Des projets d’enfouissement semblables existent ailleurs, dont en Allemagne, et un tel programme — appelé Gestion adaptive progressive — est à l’étude au Canada pour enfouir les déchets produits, notamment, par Gentilly (présentement stockés dans les bâtiments de la centrale fermée).
Le WIPP est différent, car le département de l’Énergie s’engage aussi à restreindre l’accès au site pendant la période durant laquelle les radiations sont létales pour l’être humain, soit 10 000 ans. Divers comités furent formés afin d’étudier une question probablement inédite dans l’histoire de notre espèce : comment communique-t-on avec l’avenir profond ?
Dans un programme qui rappelle certains scénarios de science-fiction, des linguistes, historiens, artistes, militaires se sont exprimés (pas d’archéologues, qui sont pourtant les seuls à régulièrement réfléchir l’humain à très long terme). Leur rapport final n’est pas prévu avant 2028, mais des rapports et études préliminaires existent. Le verdict, en gros, est qu’il n’existe pas de façon efficace de communiquer avec une humanité future, mystérieuse, aussi temporellement éloignée de nous que nous le sommes des premiers villages sédentaires de Mésopotamie. Ces futurs humains ne partageront avec nous ni langue, ni religion, ni organisation technologique ou sociale. C’est tout ce que l’on en sait.
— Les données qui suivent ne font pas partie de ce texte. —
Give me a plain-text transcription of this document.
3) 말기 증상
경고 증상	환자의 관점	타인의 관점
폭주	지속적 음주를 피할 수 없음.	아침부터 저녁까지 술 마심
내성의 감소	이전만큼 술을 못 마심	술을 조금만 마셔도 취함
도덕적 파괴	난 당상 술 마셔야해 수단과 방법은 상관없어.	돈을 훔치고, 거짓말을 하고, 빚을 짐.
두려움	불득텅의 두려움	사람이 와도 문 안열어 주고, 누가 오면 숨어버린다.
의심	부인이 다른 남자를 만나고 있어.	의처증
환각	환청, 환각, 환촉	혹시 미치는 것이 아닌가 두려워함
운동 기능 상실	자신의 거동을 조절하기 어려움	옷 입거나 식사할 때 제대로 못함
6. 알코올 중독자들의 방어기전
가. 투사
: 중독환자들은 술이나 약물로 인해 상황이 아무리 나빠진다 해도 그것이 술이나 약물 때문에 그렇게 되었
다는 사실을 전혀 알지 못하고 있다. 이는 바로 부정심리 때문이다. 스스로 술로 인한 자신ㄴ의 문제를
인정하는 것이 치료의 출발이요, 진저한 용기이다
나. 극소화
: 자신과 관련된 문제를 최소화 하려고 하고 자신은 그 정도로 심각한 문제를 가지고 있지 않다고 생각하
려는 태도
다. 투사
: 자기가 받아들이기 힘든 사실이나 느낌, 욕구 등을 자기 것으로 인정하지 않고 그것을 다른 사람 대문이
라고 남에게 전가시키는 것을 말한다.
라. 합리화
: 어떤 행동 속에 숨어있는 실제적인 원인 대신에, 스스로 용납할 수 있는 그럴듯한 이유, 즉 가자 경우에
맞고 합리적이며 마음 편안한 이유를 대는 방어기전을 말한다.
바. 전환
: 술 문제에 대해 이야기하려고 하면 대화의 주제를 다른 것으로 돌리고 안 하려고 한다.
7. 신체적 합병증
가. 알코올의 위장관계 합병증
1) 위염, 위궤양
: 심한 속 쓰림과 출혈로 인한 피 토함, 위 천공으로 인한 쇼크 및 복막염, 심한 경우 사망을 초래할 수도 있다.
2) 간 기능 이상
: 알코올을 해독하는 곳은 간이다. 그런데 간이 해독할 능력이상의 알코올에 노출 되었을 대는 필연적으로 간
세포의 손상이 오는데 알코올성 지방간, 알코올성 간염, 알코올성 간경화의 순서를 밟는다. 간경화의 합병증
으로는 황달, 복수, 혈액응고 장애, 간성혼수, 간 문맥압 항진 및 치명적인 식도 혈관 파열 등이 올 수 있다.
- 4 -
Diverses mesures sont mises en place dans l’espoir que l’une ou l’autre, plutôt que de provoquer curiosité et attrait au site, saura véhiculer le message efficacement : « Cet endroit provoque la mort. » Une des recommandations de l’un des rapports est de laisser dans le futur s’empoisonner une certaine proportion d’individus afin qu’ils déduisent par eux-mêmes, au fil des générations, les dangers de l’endroit. La mort, en effet, est un message qui sera compris dans le futur. Ils ont ceci en commun avec nous.
Dix mille ans, c’est 167 fois les 60 années au cours desquelles les déchets radioactifs entreposés au WIPP ont été produits, et ceux-ci représentent une infime portion des déchets produits mondialement sur la même période. De toute évidence, l’enfouissement n’est pas une solution soutenable. En février 2014, 15 ans après son ouverture en 1999, divers incidents ont causé des fuites de radiation et ont engendré de sérieuses inquiétudes quant à l’efficacité et à l’étanchéité du complexe.
La question qui émerge de tout ceci relève de la pérennité de nos décisions collectives. Le cerveau humain conçoit souvent le temps comme une trajectoire linéaire, avec une origine et une destination. Nous avons une idée assez claire de ce qui est derrière nous, mais nous avons une difficulté notoire à apprécier le temps devant nous au-delà d’au mieux une poignée de générations. Cette ignorance touche bien sûr l’avenir dans ses détails que d’aucuns prétendraient sérieusement envisager, mais comporte un degré d’insouciance quant à l’existence même d’un avenir humain.
J’en appelle donc à une réflexion sur le futur profond et sa considération dans nos pratiques et politiques énergétiques. Appelons ceci une archéologie à rebours, celle qui regarde vers l’avant plutôt que vers l’arrière.